More than 95 per cent of agricultural and processed food tariff lines will attract zero duties on fruits, vegetables, cereals; pickles, spice mixes, fruit pulps; and ready-to-eat meals and processed foods.

This will lead to reduction in landed cost of these Indian products in the UK market, boosting India’s export and enhancing income of domestic farmers.

“Duty-free access is expected to increase agri exports by over 20 per cent in the next three years, contributing to India’s goal of $100 billion agri-exports by 2030,” the official said.

The FTA would also give a boost to exports of emerging products such as jackfruits, millets, and organic herbs.

With regard to the benefits for the blue economy, the FTA provides for zero-duty access for 99 per cent of exports, including shrimp, tuna, fishmeal, and feeds. These are currently taxed in the range of 4.2-8.5 per cent.

“Despite the UK’s $5.4 billion marine import market, India’s share remains at just 2.25 per cent, underscoring a significant untapped export opportunity,” the official pointed out.

The FTA would also help India’s export of high-margin branded products like coffee, spices, beverages, and processed food.

Stating that the UK consumes 1.7 per cent of India’s coffee, the official said duty-free access will help Indian instant coffee compete with EU exporters like Germany and Spain.

The UK is a major buyer of Indian tea (5.6 per cent), while spices have a 2.9 per cent share. The zero tariffs will help enhance the country’s market share.

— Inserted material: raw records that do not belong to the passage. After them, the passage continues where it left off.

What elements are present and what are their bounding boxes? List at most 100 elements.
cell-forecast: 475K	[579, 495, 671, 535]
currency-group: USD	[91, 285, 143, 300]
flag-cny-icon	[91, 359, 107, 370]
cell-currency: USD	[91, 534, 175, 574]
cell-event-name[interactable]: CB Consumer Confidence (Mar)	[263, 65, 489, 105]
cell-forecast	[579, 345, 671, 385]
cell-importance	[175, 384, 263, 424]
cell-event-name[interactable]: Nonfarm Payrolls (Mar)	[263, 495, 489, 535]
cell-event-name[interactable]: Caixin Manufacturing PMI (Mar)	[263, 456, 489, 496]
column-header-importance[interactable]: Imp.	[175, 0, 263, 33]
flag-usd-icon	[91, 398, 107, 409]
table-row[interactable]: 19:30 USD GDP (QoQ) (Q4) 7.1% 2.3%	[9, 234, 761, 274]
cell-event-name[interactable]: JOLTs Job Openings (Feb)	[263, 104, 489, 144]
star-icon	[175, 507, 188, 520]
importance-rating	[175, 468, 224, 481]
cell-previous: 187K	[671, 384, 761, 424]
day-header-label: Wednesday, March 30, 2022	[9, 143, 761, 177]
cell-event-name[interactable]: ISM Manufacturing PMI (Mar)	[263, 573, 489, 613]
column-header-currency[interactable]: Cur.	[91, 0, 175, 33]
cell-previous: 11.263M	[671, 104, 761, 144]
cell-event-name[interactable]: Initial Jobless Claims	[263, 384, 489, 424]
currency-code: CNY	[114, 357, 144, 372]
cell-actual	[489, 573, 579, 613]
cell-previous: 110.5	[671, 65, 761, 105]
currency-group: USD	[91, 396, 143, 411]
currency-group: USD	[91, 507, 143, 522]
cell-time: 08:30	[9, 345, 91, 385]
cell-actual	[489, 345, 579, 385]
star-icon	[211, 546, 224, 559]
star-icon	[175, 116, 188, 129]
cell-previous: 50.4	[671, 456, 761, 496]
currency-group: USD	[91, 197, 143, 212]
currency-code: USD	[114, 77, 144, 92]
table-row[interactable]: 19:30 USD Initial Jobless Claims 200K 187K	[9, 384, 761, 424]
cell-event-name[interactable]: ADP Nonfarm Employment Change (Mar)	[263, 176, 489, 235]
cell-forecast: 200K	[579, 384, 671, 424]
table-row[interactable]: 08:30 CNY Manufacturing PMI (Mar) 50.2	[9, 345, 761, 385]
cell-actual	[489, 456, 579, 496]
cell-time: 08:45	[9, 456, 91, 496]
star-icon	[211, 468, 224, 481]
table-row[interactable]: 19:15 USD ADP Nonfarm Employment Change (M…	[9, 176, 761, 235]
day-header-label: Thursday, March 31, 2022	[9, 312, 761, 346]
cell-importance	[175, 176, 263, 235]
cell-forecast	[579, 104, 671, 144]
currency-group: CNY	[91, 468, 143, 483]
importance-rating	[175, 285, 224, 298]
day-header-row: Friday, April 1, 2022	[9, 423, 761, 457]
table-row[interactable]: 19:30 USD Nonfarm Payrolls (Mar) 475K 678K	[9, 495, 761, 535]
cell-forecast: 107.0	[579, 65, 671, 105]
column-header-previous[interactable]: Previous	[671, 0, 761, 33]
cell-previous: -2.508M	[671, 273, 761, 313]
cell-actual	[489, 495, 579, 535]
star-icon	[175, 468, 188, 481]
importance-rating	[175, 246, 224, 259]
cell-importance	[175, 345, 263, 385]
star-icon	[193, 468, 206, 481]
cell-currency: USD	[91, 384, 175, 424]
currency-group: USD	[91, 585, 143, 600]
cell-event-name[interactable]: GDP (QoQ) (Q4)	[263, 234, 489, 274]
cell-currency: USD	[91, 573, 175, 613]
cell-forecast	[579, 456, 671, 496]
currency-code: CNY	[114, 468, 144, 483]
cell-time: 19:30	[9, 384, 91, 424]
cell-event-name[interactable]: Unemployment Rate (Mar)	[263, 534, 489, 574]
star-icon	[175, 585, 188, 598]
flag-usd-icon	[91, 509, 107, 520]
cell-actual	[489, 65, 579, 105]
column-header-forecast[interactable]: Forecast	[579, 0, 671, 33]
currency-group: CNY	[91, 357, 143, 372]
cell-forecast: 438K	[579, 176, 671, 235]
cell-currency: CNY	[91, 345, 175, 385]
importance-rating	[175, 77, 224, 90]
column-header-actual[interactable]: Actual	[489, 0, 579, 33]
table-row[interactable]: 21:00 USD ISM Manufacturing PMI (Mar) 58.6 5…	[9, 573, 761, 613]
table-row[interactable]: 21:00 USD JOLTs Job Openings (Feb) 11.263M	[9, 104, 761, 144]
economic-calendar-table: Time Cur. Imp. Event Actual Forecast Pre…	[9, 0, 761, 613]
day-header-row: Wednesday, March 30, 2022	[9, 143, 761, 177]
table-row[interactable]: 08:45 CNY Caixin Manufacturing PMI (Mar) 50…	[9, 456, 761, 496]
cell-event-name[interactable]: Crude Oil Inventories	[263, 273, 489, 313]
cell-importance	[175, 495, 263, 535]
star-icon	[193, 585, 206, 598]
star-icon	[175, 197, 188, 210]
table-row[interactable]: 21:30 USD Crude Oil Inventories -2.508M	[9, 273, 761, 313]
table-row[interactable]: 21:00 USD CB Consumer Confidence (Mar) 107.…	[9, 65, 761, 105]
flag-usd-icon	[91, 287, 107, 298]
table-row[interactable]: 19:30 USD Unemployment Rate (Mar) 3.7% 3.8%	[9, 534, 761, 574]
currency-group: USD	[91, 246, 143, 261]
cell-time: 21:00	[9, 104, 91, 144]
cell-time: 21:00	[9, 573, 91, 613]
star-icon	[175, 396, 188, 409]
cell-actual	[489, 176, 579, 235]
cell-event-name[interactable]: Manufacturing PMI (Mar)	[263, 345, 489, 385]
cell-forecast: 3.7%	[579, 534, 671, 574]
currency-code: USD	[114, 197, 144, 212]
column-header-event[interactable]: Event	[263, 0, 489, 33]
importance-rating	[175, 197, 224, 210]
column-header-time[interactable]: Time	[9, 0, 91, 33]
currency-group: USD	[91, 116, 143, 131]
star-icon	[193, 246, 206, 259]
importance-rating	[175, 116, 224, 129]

“Indian craft drinks like feni from Goa, artisanal wines from Nashik, and toddy from Kerala will now enjoy Geographical Indication (GI) protection and shelf space in high-end UK retail and hospitality chains,” the official said.

The FTA is set to help India’s food processing sector. India exports $14.07 billion of processed agriculture and food products globally per year. The UK imports $50.68 billion worth of processed items, but Indian products make up for a mere $309.5 million.

Farmers of various states in the country are likely to benefit from the FTA. The major beneficiaries are Maharashtra (grapes, onions), Gujarat (groundnut, cotton), Punjab and Haryana (basmati rice), Kerala (spices), and NE states (horticulture).